It’s a running joke that doctors have sloppy handwriting. Pharmacists and pharmacy technicians are among those professionals who have adapted to physician penmanship. However there are times when handwritten ‘scripts’ are just too puzzling for pharmacy staff to decipher. (For fun, check out Pharmacy Times’ “Can You Read These Rxs?” to get a taste!)
Eye-Opening Prescriptions Statistics
“Doctors’ sloppy handwriting kills more than 7,000 people annually,” reported Jeremy Caplan in a January 2007 Time magazine article. The chilling number came from a study from over seven years ago, and so it’s expected, or hoped, there have been improvements within the pharmaceutical industry. Undoubtedly the rise in e-prescribing has helped reduce this particular error.
More recently, however, a 2010 Pharmacy Times article by Rama P. Nair, RPh, et al. (“10 Strategies for Minimizing Dispensing Errors”) stated, “Medication errors are a leading cause of mortality in the United States. Dispensing errors account for ~21% of all medication errors.” The authors added that on average, a pharmacy filling 250 prescriptions per day will make four prescription errors.
What Should Pharmacy Technicians Do?
While the Pharmacy Times article (cited above) explained that misreading illegible transcriptions plays a role in dispensing errors, a major factor is mistakes made during transcription (such as inaccurately entering patient information). This means physicians’ messy handwriting is not solely to blame—the onus is on everyone involved, from the prescribers and pharmacy staff to patients and their caregivers.
Since pharmacy technicians roles include receive prescriptions and entering them into the database, they play an important role in ensuring the proper medication (along with strength, dosage, etc.) is delivered to the right patients.
Specifically whenever a handwritten prescription is at all unclear, the prescriber should be contacted to ensure accuracy and the clarified details should be recorded right away.
Consider this case study, presented by Ian Stewart, R.Ph.(Pharmacy Connection, July/August 2010) who receives error reports (in confidence) from pharmacy professionals:
“…The technician could not determine the prescriber’s intent and therefore consulted with the pharmacist.
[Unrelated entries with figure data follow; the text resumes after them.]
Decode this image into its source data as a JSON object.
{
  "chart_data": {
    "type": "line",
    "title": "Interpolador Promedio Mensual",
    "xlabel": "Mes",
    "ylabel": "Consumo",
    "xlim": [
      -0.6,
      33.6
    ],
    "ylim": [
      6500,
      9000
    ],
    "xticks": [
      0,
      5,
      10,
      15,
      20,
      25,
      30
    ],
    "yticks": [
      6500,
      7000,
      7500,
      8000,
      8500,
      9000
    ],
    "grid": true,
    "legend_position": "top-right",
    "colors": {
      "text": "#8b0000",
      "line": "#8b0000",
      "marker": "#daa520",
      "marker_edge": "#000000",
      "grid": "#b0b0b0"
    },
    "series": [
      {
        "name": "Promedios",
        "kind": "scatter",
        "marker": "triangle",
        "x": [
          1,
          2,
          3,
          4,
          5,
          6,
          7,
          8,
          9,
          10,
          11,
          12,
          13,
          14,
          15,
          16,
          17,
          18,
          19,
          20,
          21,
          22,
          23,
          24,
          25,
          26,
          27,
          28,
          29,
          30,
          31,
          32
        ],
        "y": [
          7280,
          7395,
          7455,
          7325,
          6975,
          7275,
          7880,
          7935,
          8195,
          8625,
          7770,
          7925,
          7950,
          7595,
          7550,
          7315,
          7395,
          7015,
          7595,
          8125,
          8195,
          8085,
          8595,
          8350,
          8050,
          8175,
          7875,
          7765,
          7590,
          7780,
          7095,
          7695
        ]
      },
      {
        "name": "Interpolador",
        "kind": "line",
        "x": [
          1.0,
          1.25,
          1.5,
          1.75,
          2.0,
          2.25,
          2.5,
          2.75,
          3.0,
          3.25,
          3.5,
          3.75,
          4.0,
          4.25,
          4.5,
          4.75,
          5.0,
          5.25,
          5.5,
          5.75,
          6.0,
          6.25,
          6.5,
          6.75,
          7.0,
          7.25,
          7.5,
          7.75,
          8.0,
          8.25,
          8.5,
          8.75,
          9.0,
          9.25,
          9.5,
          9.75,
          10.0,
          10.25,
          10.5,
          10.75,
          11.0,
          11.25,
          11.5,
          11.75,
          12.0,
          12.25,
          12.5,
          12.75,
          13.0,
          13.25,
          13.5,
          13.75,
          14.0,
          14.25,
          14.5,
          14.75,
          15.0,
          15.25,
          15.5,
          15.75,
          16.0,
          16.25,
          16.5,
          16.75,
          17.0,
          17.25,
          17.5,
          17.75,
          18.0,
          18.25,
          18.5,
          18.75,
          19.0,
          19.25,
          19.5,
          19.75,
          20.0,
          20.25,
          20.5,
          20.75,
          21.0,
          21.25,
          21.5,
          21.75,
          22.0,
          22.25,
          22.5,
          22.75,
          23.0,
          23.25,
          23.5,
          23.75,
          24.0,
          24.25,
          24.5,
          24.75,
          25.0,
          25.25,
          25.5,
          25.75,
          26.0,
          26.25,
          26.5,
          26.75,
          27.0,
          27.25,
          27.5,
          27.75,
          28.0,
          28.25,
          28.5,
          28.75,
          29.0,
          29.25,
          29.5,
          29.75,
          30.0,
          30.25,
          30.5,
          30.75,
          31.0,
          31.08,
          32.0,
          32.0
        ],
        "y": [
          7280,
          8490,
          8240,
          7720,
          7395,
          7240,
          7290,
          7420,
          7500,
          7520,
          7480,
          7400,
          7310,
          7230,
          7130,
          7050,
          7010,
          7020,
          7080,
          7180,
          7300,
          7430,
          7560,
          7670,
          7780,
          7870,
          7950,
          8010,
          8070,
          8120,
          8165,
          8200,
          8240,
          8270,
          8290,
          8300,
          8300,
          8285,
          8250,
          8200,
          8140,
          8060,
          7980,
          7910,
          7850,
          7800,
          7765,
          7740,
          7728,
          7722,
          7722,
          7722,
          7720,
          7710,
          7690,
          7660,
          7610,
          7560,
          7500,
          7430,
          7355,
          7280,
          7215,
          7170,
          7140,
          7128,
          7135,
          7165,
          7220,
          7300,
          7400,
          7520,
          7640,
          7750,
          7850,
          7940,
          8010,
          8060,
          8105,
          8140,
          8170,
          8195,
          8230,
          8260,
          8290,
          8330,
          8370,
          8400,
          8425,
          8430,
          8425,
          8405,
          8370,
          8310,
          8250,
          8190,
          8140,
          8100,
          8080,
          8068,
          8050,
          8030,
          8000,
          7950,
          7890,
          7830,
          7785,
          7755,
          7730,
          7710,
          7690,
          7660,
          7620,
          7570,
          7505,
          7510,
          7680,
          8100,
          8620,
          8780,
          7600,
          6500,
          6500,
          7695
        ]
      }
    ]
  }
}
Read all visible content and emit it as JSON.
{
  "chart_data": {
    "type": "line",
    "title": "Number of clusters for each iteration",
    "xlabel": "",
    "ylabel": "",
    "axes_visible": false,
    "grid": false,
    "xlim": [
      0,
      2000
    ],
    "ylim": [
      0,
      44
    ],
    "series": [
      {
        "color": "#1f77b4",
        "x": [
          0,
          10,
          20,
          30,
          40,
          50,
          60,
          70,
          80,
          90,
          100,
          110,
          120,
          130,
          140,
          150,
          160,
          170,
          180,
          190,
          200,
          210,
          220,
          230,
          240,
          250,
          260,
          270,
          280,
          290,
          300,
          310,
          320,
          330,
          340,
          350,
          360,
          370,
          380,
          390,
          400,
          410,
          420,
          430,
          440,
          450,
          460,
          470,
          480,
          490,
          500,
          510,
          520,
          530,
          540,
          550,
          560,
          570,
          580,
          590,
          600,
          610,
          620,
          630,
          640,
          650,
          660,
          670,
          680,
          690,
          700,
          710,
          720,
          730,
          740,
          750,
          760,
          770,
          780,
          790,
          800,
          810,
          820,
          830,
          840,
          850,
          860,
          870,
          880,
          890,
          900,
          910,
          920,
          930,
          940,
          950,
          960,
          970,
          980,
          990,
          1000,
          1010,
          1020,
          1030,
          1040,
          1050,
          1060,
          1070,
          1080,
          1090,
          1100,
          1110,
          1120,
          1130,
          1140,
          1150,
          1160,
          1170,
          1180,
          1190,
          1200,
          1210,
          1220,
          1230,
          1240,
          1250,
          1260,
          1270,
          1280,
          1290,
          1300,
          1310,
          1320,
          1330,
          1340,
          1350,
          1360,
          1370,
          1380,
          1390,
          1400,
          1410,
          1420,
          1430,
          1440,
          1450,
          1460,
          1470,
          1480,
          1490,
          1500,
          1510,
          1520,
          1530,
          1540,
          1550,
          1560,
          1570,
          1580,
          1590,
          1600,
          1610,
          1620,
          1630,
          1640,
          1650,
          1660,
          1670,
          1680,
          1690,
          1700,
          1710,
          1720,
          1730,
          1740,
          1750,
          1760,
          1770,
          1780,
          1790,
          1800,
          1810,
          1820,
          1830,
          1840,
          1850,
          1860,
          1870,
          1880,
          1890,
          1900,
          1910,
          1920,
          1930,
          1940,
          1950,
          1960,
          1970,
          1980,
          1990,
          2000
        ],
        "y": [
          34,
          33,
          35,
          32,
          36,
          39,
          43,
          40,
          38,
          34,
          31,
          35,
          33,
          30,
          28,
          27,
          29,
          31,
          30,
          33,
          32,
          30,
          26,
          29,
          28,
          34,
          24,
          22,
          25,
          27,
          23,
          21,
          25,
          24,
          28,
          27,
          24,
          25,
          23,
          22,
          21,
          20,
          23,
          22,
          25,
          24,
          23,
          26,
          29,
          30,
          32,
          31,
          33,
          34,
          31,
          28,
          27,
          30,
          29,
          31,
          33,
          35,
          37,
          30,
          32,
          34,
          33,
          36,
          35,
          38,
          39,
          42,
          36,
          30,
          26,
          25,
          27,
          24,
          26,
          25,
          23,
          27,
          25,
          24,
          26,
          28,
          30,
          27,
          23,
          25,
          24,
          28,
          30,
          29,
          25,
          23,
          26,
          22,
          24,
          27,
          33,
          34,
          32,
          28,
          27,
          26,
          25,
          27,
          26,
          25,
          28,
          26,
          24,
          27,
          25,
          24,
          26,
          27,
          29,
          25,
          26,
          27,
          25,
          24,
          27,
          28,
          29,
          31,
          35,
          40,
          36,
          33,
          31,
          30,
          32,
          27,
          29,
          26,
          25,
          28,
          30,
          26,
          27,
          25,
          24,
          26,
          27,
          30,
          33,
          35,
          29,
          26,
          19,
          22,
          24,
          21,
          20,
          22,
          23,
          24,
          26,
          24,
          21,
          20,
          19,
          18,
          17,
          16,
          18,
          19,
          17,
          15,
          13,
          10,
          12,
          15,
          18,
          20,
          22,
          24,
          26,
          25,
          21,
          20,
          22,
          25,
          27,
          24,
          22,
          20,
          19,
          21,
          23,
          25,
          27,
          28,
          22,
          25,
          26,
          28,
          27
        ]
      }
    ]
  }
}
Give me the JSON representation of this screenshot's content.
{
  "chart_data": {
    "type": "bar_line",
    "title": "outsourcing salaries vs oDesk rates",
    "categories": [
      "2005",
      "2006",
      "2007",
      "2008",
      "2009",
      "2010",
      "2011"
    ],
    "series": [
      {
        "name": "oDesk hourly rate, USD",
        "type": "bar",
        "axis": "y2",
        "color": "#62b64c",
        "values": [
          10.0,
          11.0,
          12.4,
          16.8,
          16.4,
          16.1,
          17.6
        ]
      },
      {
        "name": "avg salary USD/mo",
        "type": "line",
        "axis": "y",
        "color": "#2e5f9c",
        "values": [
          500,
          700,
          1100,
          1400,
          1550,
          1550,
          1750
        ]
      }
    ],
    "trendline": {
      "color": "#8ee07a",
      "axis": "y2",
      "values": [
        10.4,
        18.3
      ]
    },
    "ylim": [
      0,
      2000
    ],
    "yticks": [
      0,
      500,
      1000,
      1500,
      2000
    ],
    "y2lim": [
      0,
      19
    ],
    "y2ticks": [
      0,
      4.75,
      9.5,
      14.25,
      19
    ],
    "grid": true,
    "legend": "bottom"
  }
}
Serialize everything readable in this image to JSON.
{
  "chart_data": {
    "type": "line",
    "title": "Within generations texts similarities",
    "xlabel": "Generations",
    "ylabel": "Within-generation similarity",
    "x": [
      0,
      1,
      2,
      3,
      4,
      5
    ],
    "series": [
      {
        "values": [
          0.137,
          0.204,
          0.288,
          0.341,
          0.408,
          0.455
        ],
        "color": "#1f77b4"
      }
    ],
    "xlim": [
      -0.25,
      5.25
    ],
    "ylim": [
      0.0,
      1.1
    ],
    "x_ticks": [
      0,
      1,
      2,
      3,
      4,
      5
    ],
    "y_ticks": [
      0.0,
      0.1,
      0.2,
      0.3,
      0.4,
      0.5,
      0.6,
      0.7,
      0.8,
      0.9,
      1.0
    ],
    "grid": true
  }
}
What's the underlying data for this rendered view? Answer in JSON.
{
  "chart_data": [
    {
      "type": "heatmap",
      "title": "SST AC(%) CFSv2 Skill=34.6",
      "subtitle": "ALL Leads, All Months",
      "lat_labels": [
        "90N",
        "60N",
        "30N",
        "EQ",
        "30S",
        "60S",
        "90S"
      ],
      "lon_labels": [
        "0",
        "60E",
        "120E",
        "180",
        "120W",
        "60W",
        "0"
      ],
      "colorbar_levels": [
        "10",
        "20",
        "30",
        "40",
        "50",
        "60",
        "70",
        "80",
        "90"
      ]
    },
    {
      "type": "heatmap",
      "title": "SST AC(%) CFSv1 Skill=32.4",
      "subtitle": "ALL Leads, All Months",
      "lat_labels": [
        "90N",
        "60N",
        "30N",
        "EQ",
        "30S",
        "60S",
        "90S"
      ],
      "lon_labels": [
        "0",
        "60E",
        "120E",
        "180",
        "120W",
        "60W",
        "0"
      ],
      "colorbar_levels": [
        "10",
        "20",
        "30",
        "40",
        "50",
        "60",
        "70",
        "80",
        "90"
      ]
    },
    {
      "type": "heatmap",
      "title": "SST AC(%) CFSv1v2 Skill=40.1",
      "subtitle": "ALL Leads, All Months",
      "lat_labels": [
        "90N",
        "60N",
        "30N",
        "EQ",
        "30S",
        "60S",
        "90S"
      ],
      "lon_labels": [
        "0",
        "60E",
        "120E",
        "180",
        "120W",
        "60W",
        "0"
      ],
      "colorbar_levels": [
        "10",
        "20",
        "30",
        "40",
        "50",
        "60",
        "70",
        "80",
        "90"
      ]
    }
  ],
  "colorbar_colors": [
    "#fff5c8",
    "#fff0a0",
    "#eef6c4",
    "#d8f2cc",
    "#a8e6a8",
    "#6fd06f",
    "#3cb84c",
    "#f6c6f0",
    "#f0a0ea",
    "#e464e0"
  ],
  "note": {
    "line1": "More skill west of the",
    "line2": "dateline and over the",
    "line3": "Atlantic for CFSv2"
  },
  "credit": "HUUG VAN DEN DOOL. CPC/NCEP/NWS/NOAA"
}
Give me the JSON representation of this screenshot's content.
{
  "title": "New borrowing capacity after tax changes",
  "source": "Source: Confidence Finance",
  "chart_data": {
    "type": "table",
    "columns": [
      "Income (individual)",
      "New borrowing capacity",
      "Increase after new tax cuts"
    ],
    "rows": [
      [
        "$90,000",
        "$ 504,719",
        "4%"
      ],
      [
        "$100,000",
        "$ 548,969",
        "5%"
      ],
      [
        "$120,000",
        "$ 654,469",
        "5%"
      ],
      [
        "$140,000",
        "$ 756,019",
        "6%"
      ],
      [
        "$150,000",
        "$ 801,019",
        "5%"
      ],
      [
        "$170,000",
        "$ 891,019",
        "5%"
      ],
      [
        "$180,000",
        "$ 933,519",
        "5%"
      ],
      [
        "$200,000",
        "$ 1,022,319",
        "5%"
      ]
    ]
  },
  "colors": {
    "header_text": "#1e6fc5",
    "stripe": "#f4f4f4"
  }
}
The pharmacist considered the directions for use and the ophthalmic drops with which he was familiar and determined that the drug being prescribed was Vigamox®. However, the technician felt uncertain of the pharmacists’ interpretation of the prescription. She therefore suggested that the prescriber be contacted to confirm his intention. The pharmacist…agreed to contact the prescriber for clarification. Upon contacting the prescriber, he confirmed that the prescription was written for Lotemax®.”
(It should be noted that Vigamox is an antibiotic, whereas Lotemax is an anti-inflammatory.)
As a pharmacy technician, check with your pharmacist or supervisor to see what precautionary protocols they already have in place; and follow the age old adage: better safe than sorry!